ImageNet with Deep ConvNets Paper
Make nets super optimized for training on the GPU
Significantly more parameters than neurons (60M vs 650k)
Trained on synthetic data made from horizontal reflections, changing RGB intensity etc
Dropout in fully connected layers
Dropout: randomly set hidden neurons to 0
Depth is super important, network degraded with removal of any conv layer. (so... they could have added more conv layers for more improvement)

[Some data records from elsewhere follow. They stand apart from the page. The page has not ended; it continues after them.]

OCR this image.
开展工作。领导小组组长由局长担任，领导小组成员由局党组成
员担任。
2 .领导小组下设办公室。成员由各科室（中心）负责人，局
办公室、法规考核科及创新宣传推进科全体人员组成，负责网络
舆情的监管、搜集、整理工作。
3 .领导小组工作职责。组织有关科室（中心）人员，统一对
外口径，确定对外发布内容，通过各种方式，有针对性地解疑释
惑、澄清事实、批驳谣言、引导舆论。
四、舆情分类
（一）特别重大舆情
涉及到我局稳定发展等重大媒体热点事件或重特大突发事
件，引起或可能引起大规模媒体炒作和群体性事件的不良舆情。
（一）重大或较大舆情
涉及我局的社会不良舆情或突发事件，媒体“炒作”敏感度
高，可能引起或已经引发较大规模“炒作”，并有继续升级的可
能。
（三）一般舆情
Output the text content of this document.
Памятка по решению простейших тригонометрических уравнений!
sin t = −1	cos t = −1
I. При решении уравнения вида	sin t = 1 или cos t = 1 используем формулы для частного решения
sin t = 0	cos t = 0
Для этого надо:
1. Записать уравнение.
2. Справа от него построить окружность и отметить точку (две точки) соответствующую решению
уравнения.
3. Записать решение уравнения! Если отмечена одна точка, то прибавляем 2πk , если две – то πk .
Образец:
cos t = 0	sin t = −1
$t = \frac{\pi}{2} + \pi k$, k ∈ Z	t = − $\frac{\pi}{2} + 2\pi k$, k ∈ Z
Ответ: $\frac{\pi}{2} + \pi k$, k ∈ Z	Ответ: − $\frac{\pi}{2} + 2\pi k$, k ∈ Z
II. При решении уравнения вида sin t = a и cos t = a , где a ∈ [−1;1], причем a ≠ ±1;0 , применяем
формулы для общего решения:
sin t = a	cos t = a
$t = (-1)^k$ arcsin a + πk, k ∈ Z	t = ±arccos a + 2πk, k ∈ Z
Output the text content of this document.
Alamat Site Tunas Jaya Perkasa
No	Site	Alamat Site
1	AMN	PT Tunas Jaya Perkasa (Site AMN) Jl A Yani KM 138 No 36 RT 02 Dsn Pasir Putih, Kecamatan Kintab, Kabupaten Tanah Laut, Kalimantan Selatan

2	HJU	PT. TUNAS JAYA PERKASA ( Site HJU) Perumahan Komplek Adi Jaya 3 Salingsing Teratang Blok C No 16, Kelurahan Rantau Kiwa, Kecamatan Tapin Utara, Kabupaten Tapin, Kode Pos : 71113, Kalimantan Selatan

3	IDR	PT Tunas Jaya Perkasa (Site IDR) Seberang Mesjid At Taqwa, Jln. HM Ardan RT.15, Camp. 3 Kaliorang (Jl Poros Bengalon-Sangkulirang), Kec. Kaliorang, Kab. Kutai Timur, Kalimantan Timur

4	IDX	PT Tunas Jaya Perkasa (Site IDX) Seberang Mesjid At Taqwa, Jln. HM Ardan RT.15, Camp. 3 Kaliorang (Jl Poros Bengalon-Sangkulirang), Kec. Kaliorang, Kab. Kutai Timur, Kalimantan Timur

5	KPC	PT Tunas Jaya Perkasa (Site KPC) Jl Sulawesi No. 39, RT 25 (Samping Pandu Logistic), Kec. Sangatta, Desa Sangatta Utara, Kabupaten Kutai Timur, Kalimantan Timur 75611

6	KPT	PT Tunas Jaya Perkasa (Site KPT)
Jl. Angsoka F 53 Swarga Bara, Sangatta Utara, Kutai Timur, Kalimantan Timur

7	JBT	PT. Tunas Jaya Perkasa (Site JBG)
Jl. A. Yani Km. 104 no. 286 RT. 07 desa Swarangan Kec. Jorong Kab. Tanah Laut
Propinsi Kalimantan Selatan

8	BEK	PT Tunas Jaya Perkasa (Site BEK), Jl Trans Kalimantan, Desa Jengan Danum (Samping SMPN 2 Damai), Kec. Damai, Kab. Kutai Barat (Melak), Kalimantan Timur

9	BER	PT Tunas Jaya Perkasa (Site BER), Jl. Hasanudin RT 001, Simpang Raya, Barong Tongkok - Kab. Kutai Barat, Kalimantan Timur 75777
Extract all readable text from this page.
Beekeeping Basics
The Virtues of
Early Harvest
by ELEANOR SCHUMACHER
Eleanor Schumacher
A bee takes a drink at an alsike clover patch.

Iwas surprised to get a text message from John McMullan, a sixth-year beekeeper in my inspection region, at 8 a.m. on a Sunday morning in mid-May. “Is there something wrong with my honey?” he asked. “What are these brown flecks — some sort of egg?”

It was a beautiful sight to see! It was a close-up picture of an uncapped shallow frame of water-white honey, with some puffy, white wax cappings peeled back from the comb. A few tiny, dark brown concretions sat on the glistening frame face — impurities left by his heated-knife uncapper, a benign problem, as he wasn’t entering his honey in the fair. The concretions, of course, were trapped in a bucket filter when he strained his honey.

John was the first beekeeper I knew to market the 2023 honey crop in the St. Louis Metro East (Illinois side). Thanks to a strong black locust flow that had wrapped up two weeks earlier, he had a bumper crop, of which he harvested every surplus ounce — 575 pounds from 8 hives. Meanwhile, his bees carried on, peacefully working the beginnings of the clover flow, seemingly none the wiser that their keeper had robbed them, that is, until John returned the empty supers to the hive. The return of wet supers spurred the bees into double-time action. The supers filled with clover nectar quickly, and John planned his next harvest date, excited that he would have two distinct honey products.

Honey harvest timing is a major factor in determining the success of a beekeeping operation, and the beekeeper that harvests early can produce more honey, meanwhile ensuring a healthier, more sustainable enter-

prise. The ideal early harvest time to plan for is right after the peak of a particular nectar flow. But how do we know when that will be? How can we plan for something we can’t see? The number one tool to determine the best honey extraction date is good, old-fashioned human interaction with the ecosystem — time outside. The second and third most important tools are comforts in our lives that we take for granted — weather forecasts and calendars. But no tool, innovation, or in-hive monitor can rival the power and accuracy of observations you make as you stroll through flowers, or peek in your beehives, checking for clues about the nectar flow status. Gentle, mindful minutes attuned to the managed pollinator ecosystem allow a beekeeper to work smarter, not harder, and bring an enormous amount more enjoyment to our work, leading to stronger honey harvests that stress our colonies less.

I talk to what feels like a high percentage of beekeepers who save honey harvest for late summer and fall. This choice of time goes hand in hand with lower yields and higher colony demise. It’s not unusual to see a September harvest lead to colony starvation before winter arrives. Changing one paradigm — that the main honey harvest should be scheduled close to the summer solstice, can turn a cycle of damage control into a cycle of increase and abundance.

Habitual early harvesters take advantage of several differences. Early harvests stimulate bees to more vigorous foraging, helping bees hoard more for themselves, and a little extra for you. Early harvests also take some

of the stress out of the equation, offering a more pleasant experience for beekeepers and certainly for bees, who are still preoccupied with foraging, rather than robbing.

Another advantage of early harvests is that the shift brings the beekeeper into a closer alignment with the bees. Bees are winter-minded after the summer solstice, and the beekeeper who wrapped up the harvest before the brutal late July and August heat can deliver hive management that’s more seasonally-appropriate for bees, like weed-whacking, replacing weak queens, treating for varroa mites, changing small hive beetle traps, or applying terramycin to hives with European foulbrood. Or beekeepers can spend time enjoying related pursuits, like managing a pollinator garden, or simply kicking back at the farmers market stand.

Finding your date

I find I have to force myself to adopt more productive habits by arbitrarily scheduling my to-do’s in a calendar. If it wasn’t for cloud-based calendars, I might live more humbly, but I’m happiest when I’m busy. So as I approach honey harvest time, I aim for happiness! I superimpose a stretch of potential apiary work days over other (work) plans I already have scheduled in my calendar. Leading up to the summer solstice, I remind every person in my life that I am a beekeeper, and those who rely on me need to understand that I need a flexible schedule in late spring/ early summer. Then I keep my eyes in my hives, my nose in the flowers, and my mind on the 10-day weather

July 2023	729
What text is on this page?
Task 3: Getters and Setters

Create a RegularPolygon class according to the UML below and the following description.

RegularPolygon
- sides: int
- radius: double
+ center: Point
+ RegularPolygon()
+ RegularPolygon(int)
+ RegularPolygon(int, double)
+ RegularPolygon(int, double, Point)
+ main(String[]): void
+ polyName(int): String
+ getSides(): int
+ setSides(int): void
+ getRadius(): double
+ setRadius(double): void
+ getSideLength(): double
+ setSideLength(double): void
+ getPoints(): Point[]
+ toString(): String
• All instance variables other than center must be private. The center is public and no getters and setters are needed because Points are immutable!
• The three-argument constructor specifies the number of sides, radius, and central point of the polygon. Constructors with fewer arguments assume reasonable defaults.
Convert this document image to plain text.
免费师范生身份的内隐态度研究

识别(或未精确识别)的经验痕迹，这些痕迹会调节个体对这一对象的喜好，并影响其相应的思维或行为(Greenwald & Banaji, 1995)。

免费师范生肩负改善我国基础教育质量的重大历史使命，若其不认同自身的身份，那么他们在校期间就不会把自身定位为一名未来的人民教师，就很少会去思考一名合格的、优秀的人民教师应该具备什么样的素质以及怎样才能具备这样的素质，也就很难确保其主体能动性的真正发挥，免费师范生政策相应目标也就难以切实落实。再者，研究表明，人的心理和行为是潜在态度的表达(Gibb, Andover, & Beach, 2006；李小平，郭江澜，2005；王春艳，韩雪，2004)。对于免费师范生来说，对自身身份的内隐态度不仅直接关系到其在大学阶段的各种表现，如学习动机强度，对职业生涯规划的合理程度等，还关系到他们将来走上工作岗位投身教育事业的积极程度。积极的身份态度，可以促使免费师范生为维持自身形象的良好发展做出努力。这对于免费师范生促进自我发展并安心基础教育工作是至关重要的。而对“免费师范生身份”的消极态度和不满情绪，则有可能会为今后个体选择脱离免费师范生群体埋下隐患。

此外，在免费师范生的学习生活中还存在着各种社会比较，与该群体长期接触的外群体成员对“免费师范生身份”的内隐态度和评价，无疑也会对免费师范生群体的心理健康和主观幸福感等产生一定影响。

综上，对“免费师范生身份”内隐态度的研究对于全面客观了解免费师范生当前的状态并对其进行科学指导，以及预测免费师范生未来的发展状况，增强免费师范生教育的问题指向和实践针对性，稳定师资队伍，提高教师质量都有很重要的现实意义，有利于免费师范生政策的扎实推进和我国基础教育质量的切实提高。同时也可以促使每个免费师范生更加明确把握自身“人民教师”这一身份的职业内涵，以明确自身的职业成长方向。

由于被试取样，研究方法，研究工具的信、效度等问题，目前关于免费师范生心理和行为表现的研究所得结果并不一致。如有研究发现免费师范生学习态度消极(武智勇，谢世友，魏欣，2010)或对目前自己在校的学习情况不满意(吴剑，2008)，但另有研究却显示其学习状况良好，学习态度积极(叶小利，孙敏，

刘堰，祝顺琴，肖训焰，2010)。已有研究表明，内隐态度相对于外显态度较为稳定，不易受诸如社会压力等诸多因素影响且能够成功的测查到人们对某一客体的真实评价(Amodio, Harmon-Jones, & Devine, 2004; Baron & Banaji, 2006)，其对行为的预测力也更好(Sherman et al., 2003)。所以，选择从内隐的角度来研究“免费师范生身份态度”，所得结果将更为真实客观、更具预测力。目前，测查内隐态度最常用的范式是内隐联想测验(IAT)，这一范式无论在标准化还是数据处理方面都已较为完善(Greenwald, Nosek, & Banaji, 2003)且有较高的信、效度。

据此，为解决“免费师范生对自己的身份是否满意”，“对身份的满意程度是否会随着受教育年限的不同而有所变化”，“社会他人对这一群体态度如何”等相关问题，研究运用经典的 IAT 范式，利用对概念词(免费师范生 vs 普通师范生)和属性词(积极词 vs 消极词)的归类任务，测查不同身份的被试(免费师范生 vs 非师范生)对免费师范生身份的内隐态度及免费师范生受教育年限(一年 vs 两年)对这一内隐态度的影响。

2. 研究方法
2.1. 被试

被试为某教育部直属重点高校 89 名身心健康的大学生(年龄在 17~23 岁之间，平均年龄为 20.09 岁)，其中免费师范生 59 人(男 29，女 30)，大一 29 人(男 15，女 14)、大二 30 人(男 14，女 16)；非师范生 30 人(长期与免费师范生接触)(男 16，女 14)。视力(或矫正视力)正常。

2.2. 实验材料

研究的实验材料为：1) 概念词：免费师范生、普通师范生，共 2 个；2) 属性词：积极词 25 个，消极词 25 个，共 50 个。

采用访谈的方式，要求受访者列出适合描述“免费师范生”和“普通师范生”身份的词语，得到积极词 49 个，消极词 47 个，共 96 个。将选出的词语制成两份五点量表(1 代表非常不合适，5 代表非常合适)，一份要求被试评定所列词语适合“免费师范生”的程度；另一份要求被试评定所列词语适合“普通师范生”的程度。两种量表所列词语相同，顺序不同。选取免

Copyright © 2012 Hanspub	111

Deep makes sense.. more translations = greater ability to organize input data into useful subsets
More layers also = more information stored.. whoa so translations are stores of information. Makes sense. Just never thought of a function as doubling as a storage mechanism. Dang ok ok
Your dataset is a subset of the population
You want the model to perform for the population
Generalized models perform well on the population
Overfitting is when a model 'considers' factors in the dataset that are not in the population
Size of their net caused overfitting issues. Makes sense because the model has more storage to memorize the 80% of factors that only make up 20% of the outcome, thus storing data more specific to the dataset, rather than learning more fundamental patterns (which means they would also likely show up in the population, which means generalizer)
Interesting, they 'centered' the RGB values around 0 by subtracting the average (of the entire data set's pixels) from each value. Makes sense
Someone on StackOverflow answered my exact question lol StackOverflow Answer
ReLU seems much better than saturating functions so why even use those???